In 1749, while surveying land for Lord Fairfax, George Washington met a young man remarkably like himself. The person was William Crawford, a Virginian standing well over six feet tall who had been born in 1722 and raised by a widowed mother. The two men struck up a friendship that lasted for more than thirty years until Crawford's death at the hands of Native American warriors deep in the Ohio Country during the last days of the American Revolution.
Upon first meeting Crawford, Washington invited the young man to join him on his trip through northern Virginia and even taught the craft of surveying to his protégé. In return, Crawford looked up to his "friend and benefactor," and later went on to survey tens of thousands of acres in western Virginia, Pennsylvania, and Ohio for Washington. Crawford’s death in 1782 came as a terrible shock to Washington who remembered his "brave, experienced, and active" friend for helping him acquire land in the west, the key to success for many ambitious and young Virginians seeking to make their way in the world.1
The bond between Washington and Crawford deepened during the French and Indian War. Crawford fought with Washington at Braddock's defeat near Fort Duquesne in July 1755. Three years later, they fought together again outside the walls of the fort, finally taking the post in November 1758. Crawford, settled down on a farm in western Pennsylvania after the war, got married and had a family. Washington later visited Crawford's home in October 1770 and the two men set out by canoe down the Ohio as far as the Kanawha River, searching for the best land for Virginians who had served in the French and Indian War.

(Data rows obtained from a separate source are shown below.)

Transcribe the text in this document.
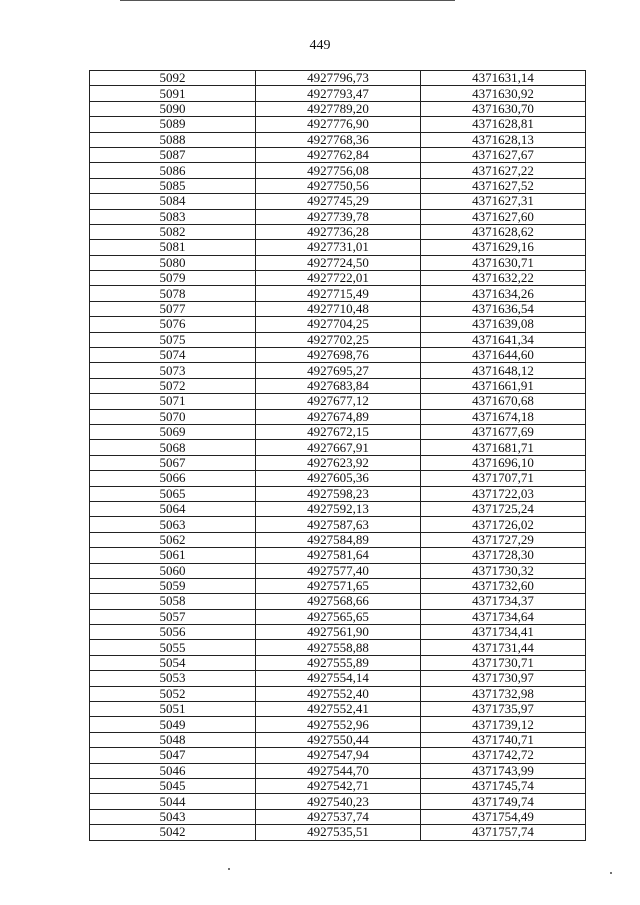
449
5092	4927796,73	4371631,14
5091	4927793,47	4371630,92
5090	4927789,20	4371630,70
5089	4927776,90	4371628,81
5088	4927768,36	4371628,13
5087	4927762,84	4371627,67
5086	4927756,08	4371627,22
5085	4927750,56	4371627,52
5084	4927745,29	4371627,31
5083	4927739,78	4371627,60
5082	4927736,28	4371628,62
5081	4927731,01	4371629,16
5080	4927724,50	4371630,71
5079	4927722,01	4371632,22
5078	4927715,49	4371634,26
5077	4927710,48	4371636,54
5076	4927704,25	4371639,08
5075	4927702,25	4371641,34
5074	4927698,76	4371644,60
5073	4927695,27	4371648,12
5072	4927683,84	4371661,91
5071	4927677,12	4371670,68
5070	4927674,89	4371674,18
5069	4927672,15	4371677,69
5068	4927667,91	4371681,71
5067	4927623,92	4371696,10
5066	4927605,36	4371707,71
5065	4927598,23	4371722,03
5064	4927592,13	4371725,24
5063	4927587,63	4371726,02
5062	4927584,89	4371727,29
5061	4927581,64	4371728,30
5060	4927577,40	4371730,32
5059	4927571,65	4371732,60
5058	4927568,66	4371734,37
5057	4927565,65	4371734,64
5056	4927561,90	4371734,41
5055	4927558,88	4371731,44
5054	4927555,89	4371730,71
5053	4927554,14	4371730,97
5052	4927552,40	4371732,98
5051	4927552,41	4371735,97
5049	4927552,96	4371739,12
5048	4927550,44	4371740,71
5047	4927547,94	4371742,72
5046	4927544,70	4371743,99
5045	4927542,71	4371745,74
5044	4927540,23	4371749,74
5043	4927537,74	4371754,49
5042	4927535,51	4371757,74
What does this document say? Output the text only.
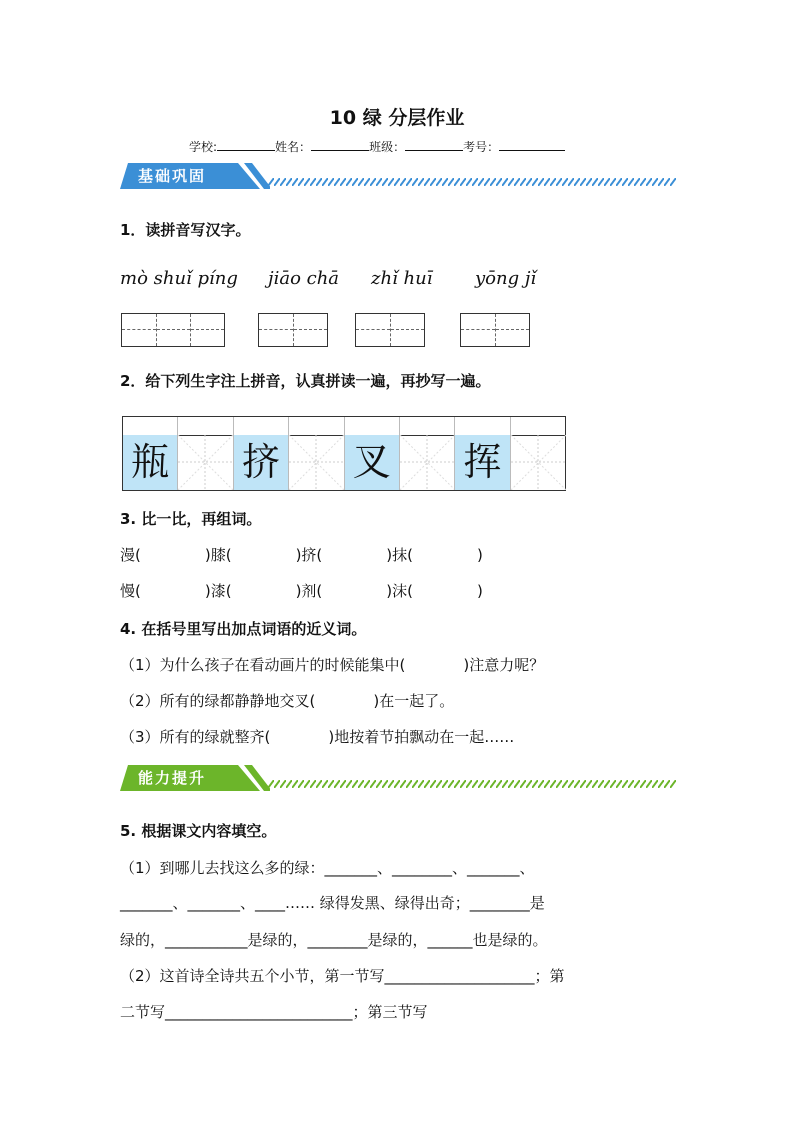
10 绿 分层作业
学校:	姓名：	班级：	考号：
基础巩固
1．读拼音写汉字。
mò shuǐ píng jiāo chā zhǐ huī yōng jǐ
2．给下列生字注上拼音，认真拼读一遍，再抄写一遍。
瓶 挤 叉 挥
3. 比一比，再组词。
漫(	)膝(	)挤(	)抹(	)
慢(	)漆(	)剂(	)沫(	)
4. 在括号里写出加点词语的近义词。
（1）为什么孩子在看动画片的时候能集中(	)注意力呢？
（2）所有的绿都静静地交叉(	)在一起了。
（3）所有的绿就整齐(	)地按着节拍飘动在一起……
能力提升
5. 根据课文内容填空。
（1）到哪儿去找这么多的绿：_______、________、_______、
_______、_______、____…… 绿得发黑、绿得出奇；________是
绿的，___________是绿的，________是绿的，______也是绿的。
（2）这首诗全诗共五个小节，第一节写____________________；第
二节写_________________________；第三节写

After the journey, Washington and Crawford carried on a steady correspondence, but did not meet again until August 1776. Crawford by then was the colonel of Virginia's 7th Regiment and joined Washington at the Battle of Long Island. Crawford went on to fight under Washington's command at Trenton, Princeton, Brandywine, and Germantown.
In 1780, Colonel Crawford returned to western Pennsylvania as the commander of American forces in the west. Exhausted from years of fighting, and hoping to retire to his home at Stewart's Crossing just as Washington hoped to return to Mount Vernon, Crawford resigned from the army in 1781. But when raids continued on the western frontier, General William Irvine, the commander at Pittsburgh, asked Crawford to lead a 500 man expedition against Native towns along the Sandusky River in June 1782.
After several days of fighting in the swampy country near Upper Sandusky, Crawford was captured. He was stripped naked, tied to a post, and tortured for hours until he finally died. When Washington received the "melancholy tidings" of the murder of his friend William Crawford, he remembered the colonel as "an officer of much care and prudence," and wrote sadly to General Irvine, "I lament the failure of the expedition against Sandusky, and am particularly affected with the disastrous death of Colonel Crawford."2
Mary Stockwell, Ph.D.
Notes: 1. James H. Anderson, "Colonel William Crawford," Ohio Archaeological and Historical Quarterly 6 (1898): 3, 33.
2. "George Washington to William Irvine, 6 August 1782," George Washington Papers at the Library of Congress, 1741-1799: Series 4. General Correspondence. 1697-1799.
Bibliography: Anderson, James H. "Colonel William Crawford," Ohio Archaeological and Historical Quarterly 6 (1898):1–34.
Butterfield, Consul Willshire. An Historical Account of the Expedition against Sandusky under Col. William Crawford in 1782. Cincinnati: R. Clarke & Co., 1873
Butterfield, Consul Willshire. The Washington-Crawford Letters, Being the Correspondence Between George Washington and William Crawford, 1767to 1781, Concerning Western Lands. Cincinnati: R. Clarke & Co., 1877.